We will keep this tutorial short and sweet. Here you can find easy steps on how you can convert any HTML source page to PDF document, including all resource files, such as Images (PNG, JPG, SVG), styles and scripts.
We will use Flying Saucer library that is open source. This library uses a modified and older version of Itext.
The main steps here are:
- Creating CSS for print (we will not cover these steps, this is different for every platform and webpage)
- Creating Custom Itext Renderer (we will override standard one, a simple change to enable having PdfWriter in an earlier stage)
- Custom User-Agent (we will override standard one, we will give one more option to enable showing of SVG images on our generated PDF)
- Main Class
Let's start with the Main Class. In this class here we will make a call to the page to get the source code. For instance, we will use where am i web page, because it is simple and clean. You can get the source code in multiple ways, we recommend the following:
- Creating and executing HTTP Client (do not require any library)
- Using Chrome Driver and Selenium (slower, but is good if you need content after JS execution), good for dynamic content
After that, we need to call HtmlCleaner().celean(html) method to clean the HTML.
Now we have a cleaner and prepared HTML that we need to convert into PDF documents. First of all, you need to create OutputStream with the destination of your PDF. You can use the dynamic creation of PDF, to make sure that your code will not throw any exception.
After that, you need to create custom PdfWriter. For that, you need to create Rectangle, A3 format in our case and Document (Itext). Using the rectangle and the document get the instance of the writer. OutputStream should be the PDF document.

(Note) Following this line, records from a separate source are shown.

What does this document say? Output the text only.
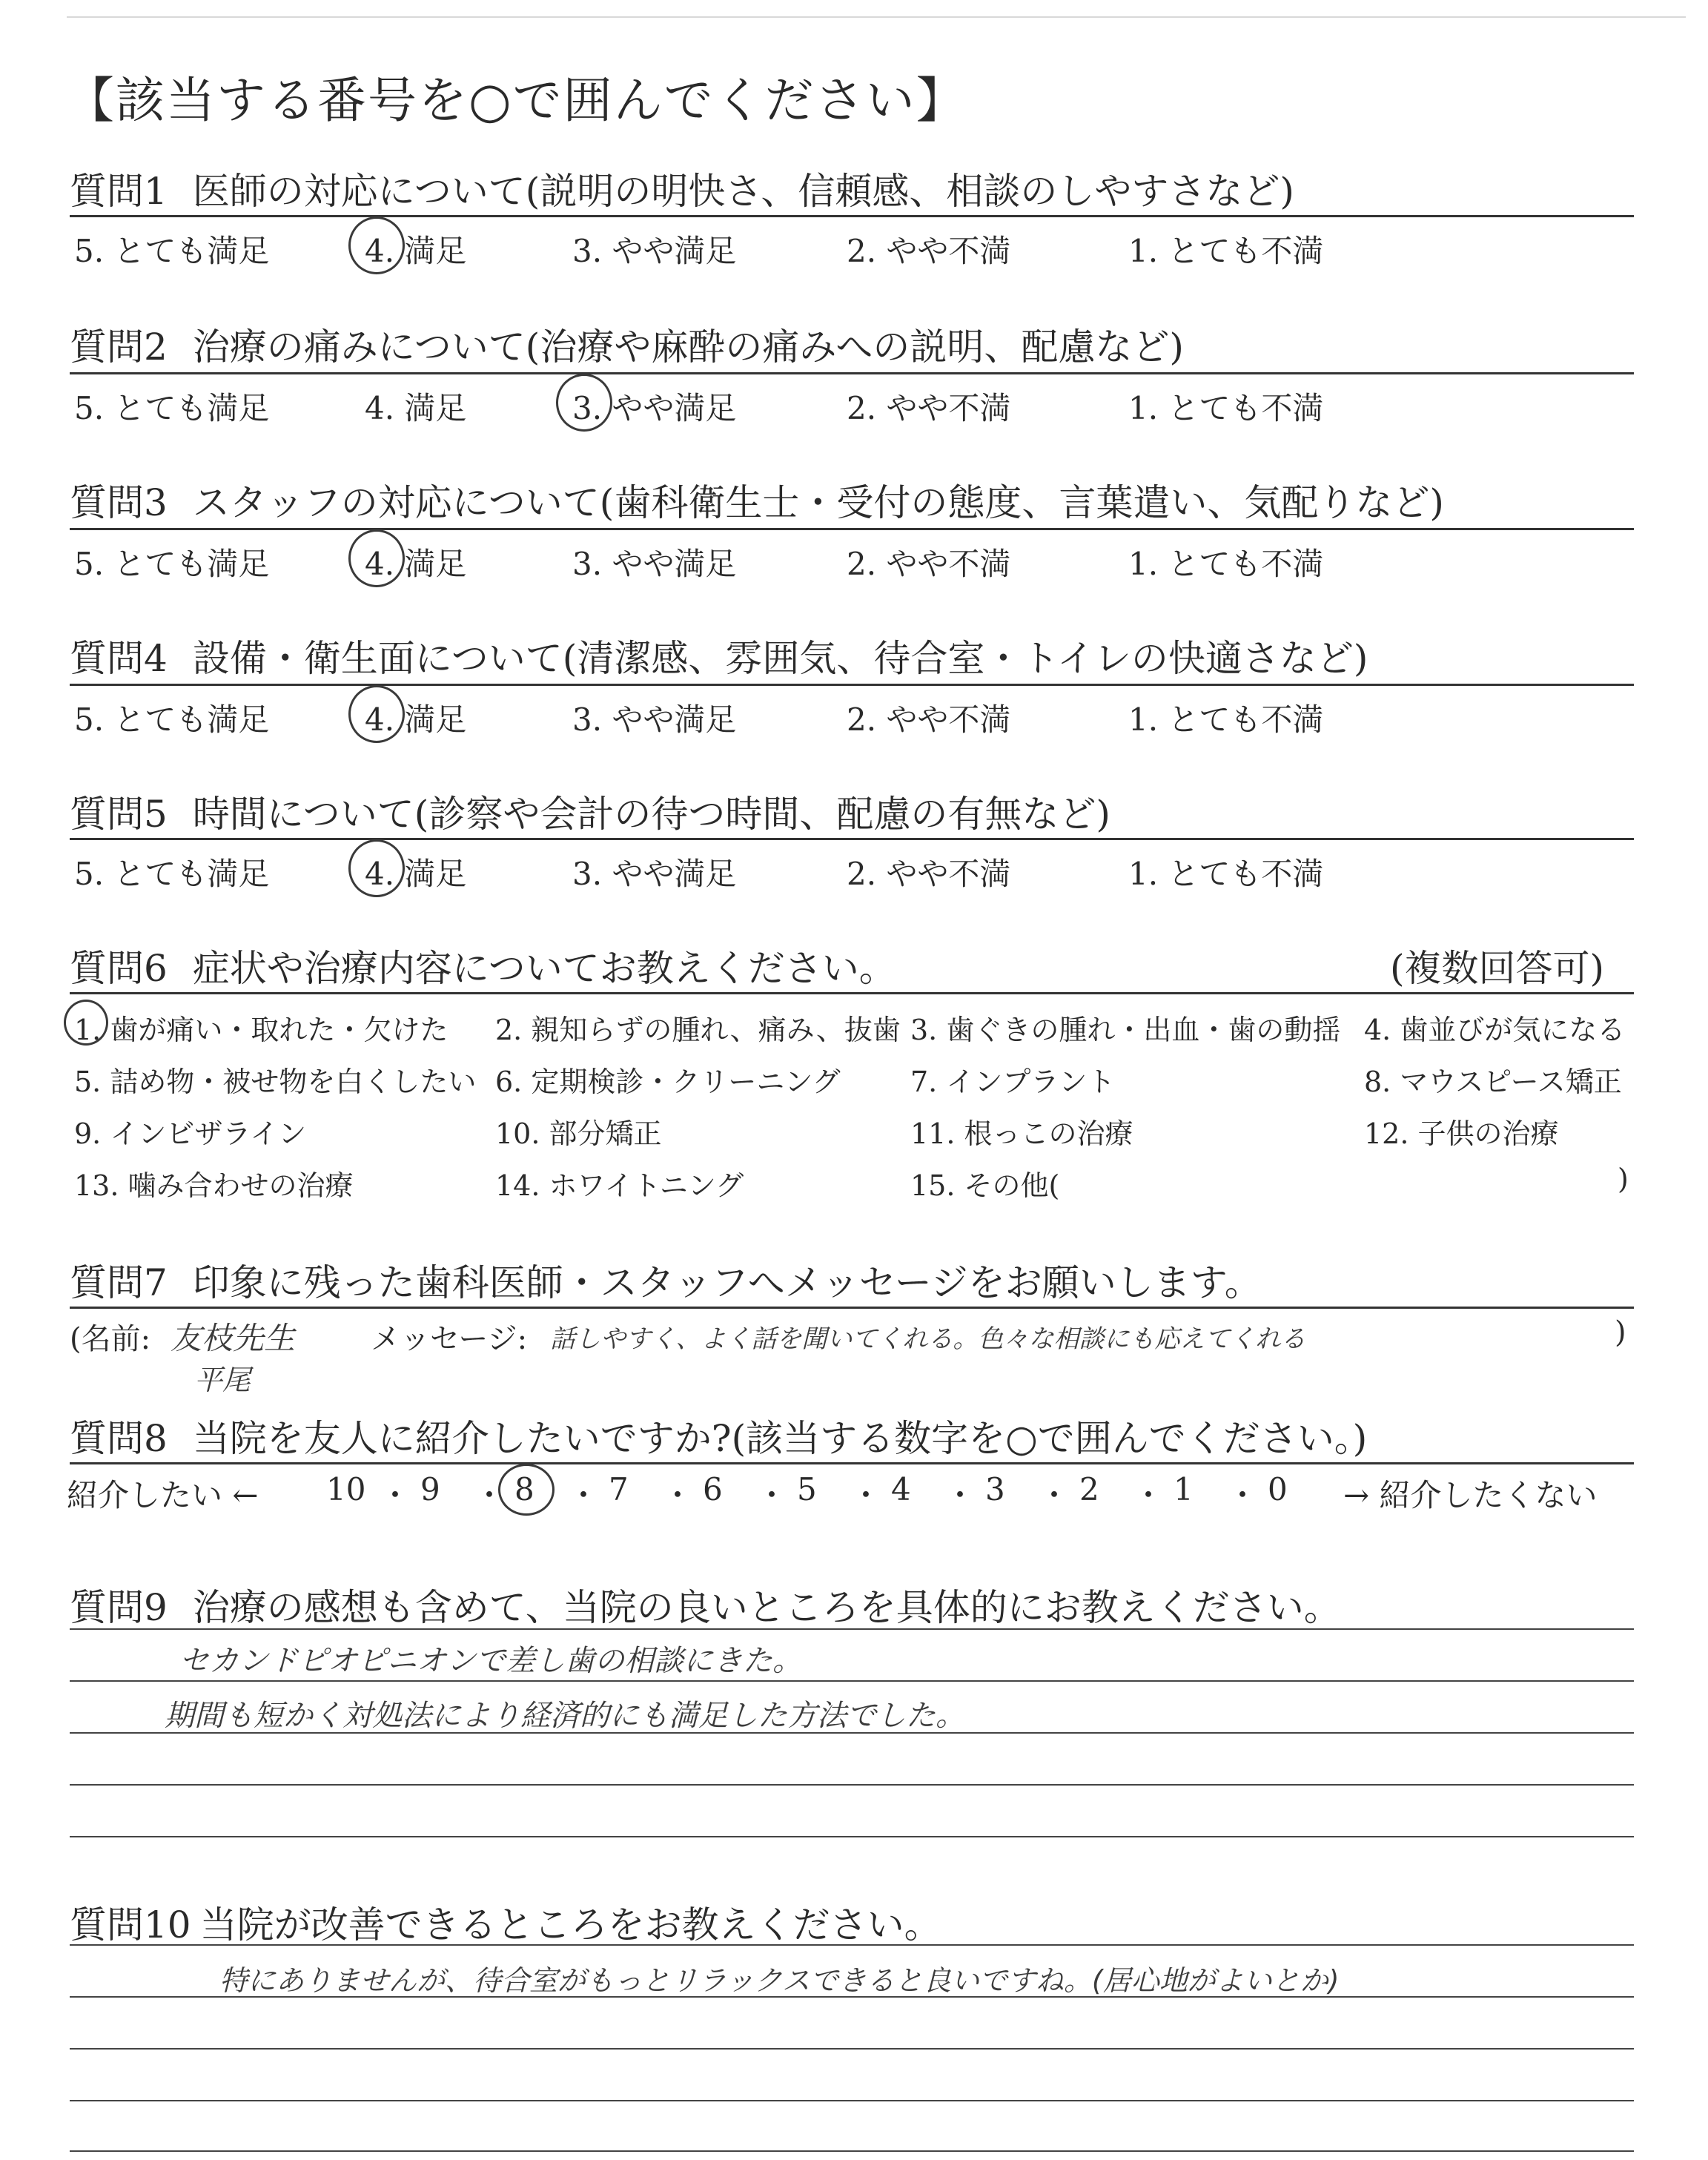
【該当する番号を○で囲んでください】
質問1 医師の対応について(説明の明快さ、信頼感、相談のしやすさなど)
5. とても満足	4. 満足	3. やや満足	2. やや不満	1. とても不満
質問2 治療の痛みについて(治療や麻酔の痛みへの説明、配慮など)
5. とても満足	4. 満足	3. やや満足	2. やや不満	1. とても不満
質問3 スタッフの対応について(歯科衛生士・受付の態度、言葉遣い、気配りなど)
5. とても満足	4. 満足	3. やや満足	2. やや不満	1. とても不満
質問4 設備・衛生面について(清潔感、雰囲気、待合室・トイレの快適さなど)
5. とても満足	4. 満足	3. やや満足	2. やや不満	1. とても不満
質問5 時間について(診察や会計の待つ時間、配慮の有無など)
5. とても満足	4. 満足	3. やや満足	2. やや不満	1. とても不満
質問6 症状や治療内容についてお教えください。	(複数回答可)
1. 歯が痛い・取れた・欠けた 2. 親知らずの腫れ、痛み、抜歯 3. 歯ぐきの腫れ・出血・歯の動揺 4. 歯並びが気になる
5. 詰め物・被せ物を白くしたい 6. 定期検診・クリーニング 7. インプラント	8. マウスピース矯正
9. インビザライン	10. 部分矯正	11. 根っこの治療	12. 子供の治療
13. 噛み合わせの治療	14. ホワイトニング	15. その他(	)
質問7 印象に残った歯科医師・スタッフへメッセージをお願いします。
(名前: 友枝先生
平尾
メッセージ: 話しやすく、よく話を聞いてくれる。色々な相談にも応えてくれる	)
質問8 当院を友人に紹介したいですか?(該当する数字を○で囲んでください。)
紹介したい ← 10 ・ 9 ・ 8 ・ 7 ・ 6 ・ 5 ・ 4 ・ 3 ・ 2 ・ 1 ・ 0 → 紹介したくない
質問9 治療の感想も含めて、当院の良いところを具体的にお教えください。
セカンドピオピニオンで差し歯の相談にきた。
期間も短かく対処法により経済的にも満足した方法でした。
質問10 当院が改善できるところをお教えください。
特にありませんが、待合室がもっとリラックスできると良いですね。(居心地がよいとか)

When you are done with that, you need to initialize new ItextRenderer, this will be modified one, on this renderer you should pass two parameters which are PdfWriter and the Document, you will initialize this in the constructor.
Next, you may or may not add ITextFontResolver, but you should add CustomUserAgent which will take care of showing our SVG images (this library does not support that by default).
And for last, use renderer and call createPdf function.
Custom Itext User-Agent
This part is very important when are you generating PDF since this library does not support showing of SVG images, we are forced to do that by ourselves.
First of all, you need to override getImageResource method, and inside to call our new function that will take care of showing the SVG image if an extension is .svg, otherwise call the method from the parent class.
After that, you need your function where you will render the SVG image. We will use PdfWriter that we created in Main Class, if we are using different ones, our PDF will not look correct.
Custom Itext Renderer
And the last step is our Custom Itext Renderer, we need this because we want to pass same PdfWriter to the createPdf function and to our Custom User-Agent. What you need to do it to initialize the _writer in the constructor and to set the writer on the ITextOutputDevice.